病院でよく出会う高齢者が怒りやすいのは、前頭葉の機能低下があるので、これはお金とは別問題だが。ただ、この様な人も怒りやすい人をターゲットにしているほどの脳機能は保たれているが、それは往々にして性格の問題。

2)仕事

「同じ様に何かを極める努力をしたときに、その成果物を受け入れる構造が社会にあるかによって、手にできる果実は全く異なるのです。」なので、極めた先が報酬に繋がるのか考えようとのこと。この考えは面白いですね。イチローが野球を選んだから、イチローたりえたというのは良く聞きます。研究者だったら、ちょっと付き合いにくい感じでしょうけど。病院が自分自身に期待しているjob descriptionは、どのくらい売り上げに貢献をしたか。しかし、自分の極ているものは最高の医療を提供すること。売り上げにはすぐには結びつかないんですけどね。なので、成果物は病院からではなく、患者さんからの喜びの声としています。

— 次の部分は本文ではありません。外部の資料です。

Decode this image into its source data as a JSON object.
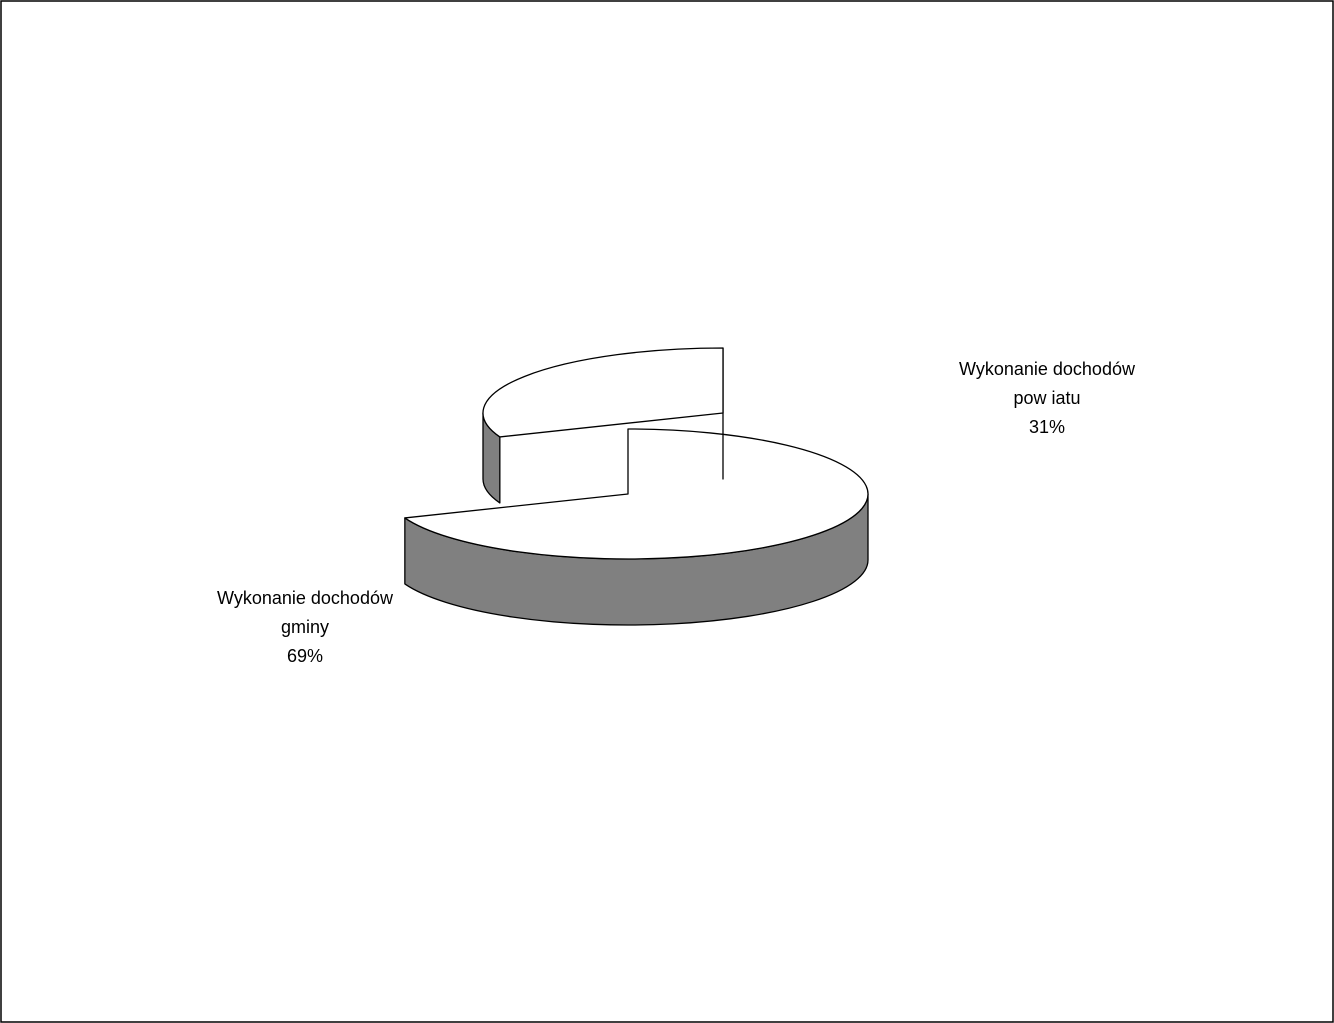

「能力の高さ自体は大したことはない」「活躍の場を間違えないこと」

3)教育

「残念ながら、いじめはなくならない」いじめは多数対1人に対して行われる。なのに、いじめたという経験がある人よりも、いじめられた経験のある人の割合が多い。いじめた人というのは、いじめていることに自覚がないのだ。もしくは、いじめている自分を認めたくない。いじめは狭い閉じた世界で発生する。学校や会社が典型的だ。それに対する処方箋は、「自分にあった別の場所を探そう」。別に学校に行かなければならないわけでもない。岩田健太郎先生の、「ぼくが見つけた いじめを克服する方法~日本の空気、体質を変える~ (光文社新書)」では、徹底的にfactを突き詰めようと言っている。感情が関わる「真実」ではなく、factすなわち「事実」を突き詰めて、学校で解決できなければ、ネット拡散でも何でもできる。いじめる人間から遠ざかるのが一番と思うけどね。

ひろゆきさんは、意外と学歴は大事だよと言っています。学歴だけではダメですが、一つの物差しにはなるとのこと。あと、海外では大学院が重要視されますが、日本にはその専門性が生かせる様にはなっていません。研究者一筋でいくのであれば、大学院は必須ですが、医師の世界では臨床もしたくなるので、大学院のスキルを生かしにくいです。しかし、論文の解釈や考え方というのは使えると思います。

学校での漢字の書き順を例にとって、学校の勉強の役に立たなさも書いてあります。確かに、漢字の書き順はどういう意味があるのだろう?右利き左利きでも違うだろうに。自分は、書き順の教育を受けた記憶はないので、ほぼ書き順に関する知識はありません。小学校時代の先生に感謝です。マークザッカーバーグの「Done is better than perfect」「完璧を目指すよりまず終わらせろ」論文や発表にも当てはまりますね。そして、結局何も書かなかったりする。なので、このブログもそんな感じで、今回もこの辺で。